Reaching out to my friends.

This is a sad but very true if you really think about it.
Nicole



Reach...
I got a call today ... a message on my answering machine. "This is Mrs. Smith. 
You don't know me. I'm Kevin's mother. Please call me about Kevin."

Kevin... a marvelously multi-talented young man I met in a coffee shop in 
Texas. We struck up a conversation over the books each of us were reading. The 
30 year difference in our ages was quickly overcome by several things we had in 
common ... an immense enjoyment of reading ... a desire to express ourselves 
very well... a strong interest in philosophy... enjoying writing, or at least 
unable to avoid writing even when it became a chore... a curiosity about 
life... a bit of a wanderlust, and a desire to visit and live in different 
places... a streak of "perfectionism".

We've had many coffee-shop conversations, exchanged and read each others 
writing, shared tips on good books. He's a deep thinker, listens well, and 
expresses ideas beautifully. Heading out on another of his quite frequent "road 
trips" -- often as a part of relocating from one part of the country to another 
-- he might well take a wandering detour to stop by my house and stay for a few 
hours or a few days. 

Enjoyable times.

I've tried to encourage him to apply some of his talents... work in a field he 
loves, rather than take odd jobs in out-of-the-way places... go on to college 
and develop his skills... actually publish one of the mini-mags he has 
frequently discussed... put his poetry in book form, then do readings to 
women's groups and sell the books... write the novel waiting inside him.

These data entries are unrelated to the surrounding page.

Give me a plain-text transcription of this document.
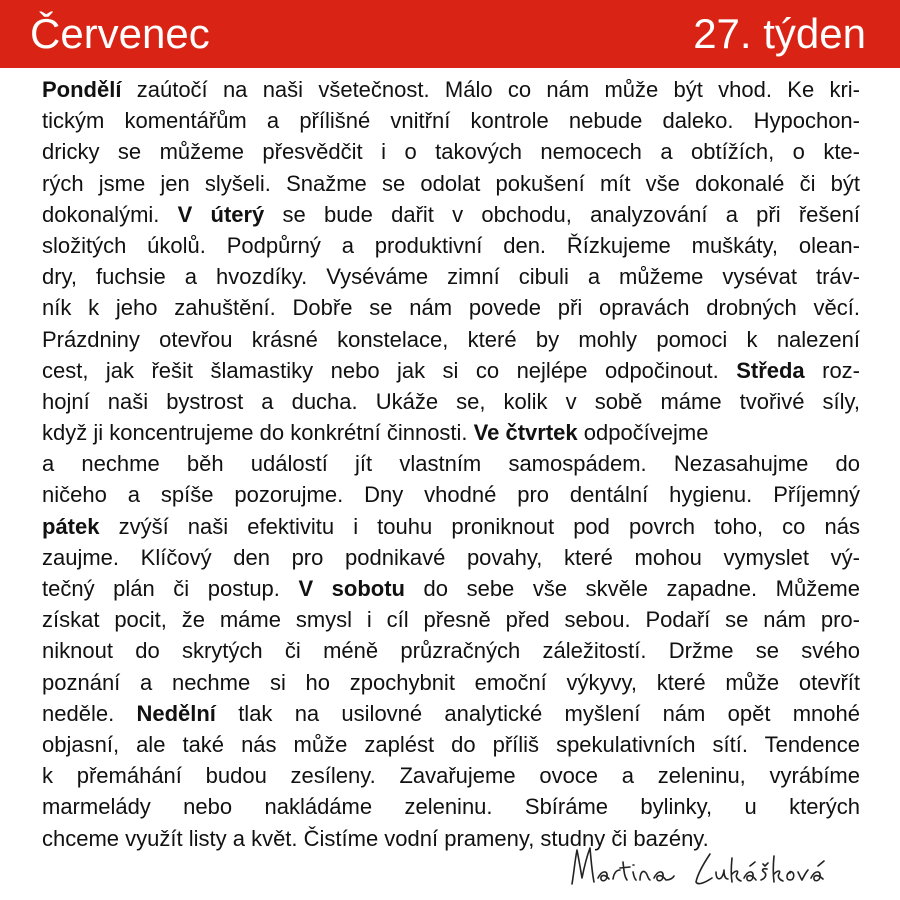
Červenec	27. týden
Pondělí zaútočí na naši všetečnost. Málo co nám může být vhod. Ke kri-
tickým komentářům a přílišné vnitřní kontrole nebude daleko. Hypochon-
dricky se můžeme přesvědčit i o takových nemocech a obtížích, o kte-
rých jsme jen slyšeli. Snažme se odolat pokušení mít vše dokonalé či být
dokonalými. V úterý se bude dařit v obchodu, analyzování a při řešení
složitých úkolů. Podpůrný a produktivní den. Řízkujeme muškáty, olean-
dry, fuchsie a hvozdíky. Vyséváme zimní cibuli a můžeme vysévat tráv-
ník k jeho zahuštění. Dobře se nám povede při opravách drobných věcí.
Prázdniny otevřou krásné konstelace, které by mohly pomoci k nalezení
cest, jak řešit šlamastiky nebo jak si co nejlépe odpočinout. Středa roz-
hojní naši bystrost a ducha. Ukáže se, kolik v sobě máme tvořivé síly,
když ji koncentrujeme do konkrétní činnosti. Ve čtvrtek odpočívejme
a nechme běh událostí jít vlastním samospádem. Nezasahujme do
ničeho a spíše pozorujme. Dny vhodné pro dentální hygienu. Příjemný
pátek zvýší naši efektivitu i touhu proniknout pod povrch toho, co nás
zaujme. Klíčový den pro podnikavé povahy, které mohou vymyslet vý-
tečný plán či postup. V sobotu do sebe vše skvěle zapadne. Můžeme
získat pocit, že máme smysl i cíl přesně před sebou. Podaří se nám pro-
niknout do skrytých či méně průzračných záležitostí. Držme se svého
poznání a nechme si ho zpochybnit emoční výkyvy, které může otevřít
neděle. Nedělní tlak na usilovné analytické myšlení nám opět mnohé
objasní, ale také nás může zaplést do příliš spekulativních sítí. Tendence
k přemáhání budou zesíleny. Zavařujeme ovoce a zeleninu, vyrábíme
marmelády nebo nakládáme zeleninu. Sbíráme bylinky, u kterých
chceme využít listy a květ. Čistíme vodní prameny, studny či bazény.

But Kevin always has a reason to wait a little longer: he needs to polish it a 
little more... develop more skills... do more research... work as a milkman 
until he has saved a little more money... try a different course of study... 
move to another area... try a different college... take another road trip. 

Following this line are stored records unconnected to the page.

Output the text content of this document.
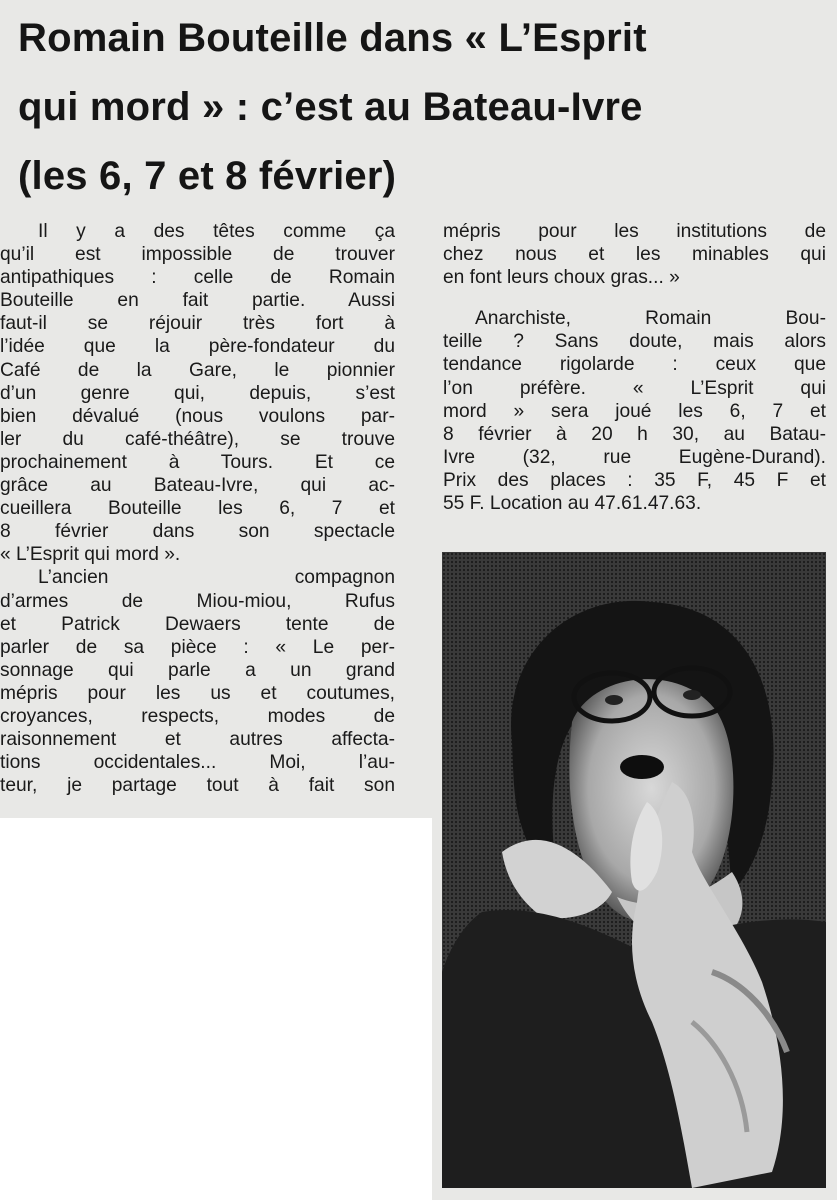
Romain Bouteille dans « L’Esprit
qui mord » : c’est au Bateau-Ivre
(les 6, 7 et 8 février)
Il y a des têtes comme ça
qu’il est impossible de trouver
antipathiques : celle de Romain
Bouteille en fait partie. Aussi
faut-il se réjouir très fort à
l’idée que la père-fondateur du
Café de la Gare, le pionnier
d’un genre qui, depuis, s’est
bien dévalué (nous voulons par-
ler du café-théâtre), se trouve
prochainement à Tours. Et ce
grâce au Bateau-Ivre, qui ac-
cueillera Bouteille les 6, 7 et
8 février dans son spectacle
« L’Esprit qui mord ».
L’ancien compagnon
d’armes de Miou-miou, Rufus
et Patrick Dewaers tente de
parler de sa pièce : « Le per-
sonnage qui parle a un grand
mépris pour les us et coutumes,
croyances, respects, modes de
raisonnement et autres affecta-
tions occidentales... Moi, l’au-
teur, je partage tout à fait son
mépris pour les institutions de
chez nous et les minables qui
en font leurs choux gras... »
Anarchiste, Romain Bou-
teille ? Sans doute, mais alors
tendance rigolarde : ceux que
l’on préfère. « L’Esprit qui
mord » sera joué les 6, 7 et
8 février à 20 h 30, au Batau-
Ivre (32, rue Eugène-Durand).
Prix des places : 35 F, 45 F et
55 F. Location au 47.61.47.63.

Always reaching for the next thing, but never really taking a stand, never 
finding his quiet center. Never taking the chance of reaching out and 
stretching himself. Never really taking that scary step toward being who he can 
be, and risking the rejection that might come.

We all have something in common with Kevin. Taking a chance is a reach. But not 
reaching out... right now, where we are... is also taking a chance. But Kevin's 
not even 30 yet... he'll find himself... do what he loves... make use of his 
talents... touch others' lives. Just a little while more...

"Please call me about Kevin."

So I called Kevin's mom in Ohio. His step-father answered and explained that 
Kevin's mom was out of the house. 

Making funeral arrangements. 

For Kevin.

He was preparing for another "road trip"... another move, another college... 
this time from Wyoming back to the Midwest. He was found in his apartment. He 
had been gone for at least two days.

So Kevin is on a new "road trip," starting a new adventure. I hope he reaches 
out this time... that he doesn't wait until everything seems just right... that 
he recognizes what he loves, and does something with it.

He simply was never willing to take the risk of testing himself... never 
thought he was good enough... never was willing to really reach out for 
something that he wasn't sure he could do. 

Later... when I'm better... when I'm more ready... when I'm sure I won't fall 
on my face.

But time ran out.

Could I have done something more to reach him?

I wish I had.

However, hopefully, I still can reach you.

Let this be Kevin's lesson to you: Don't wait... Reach out!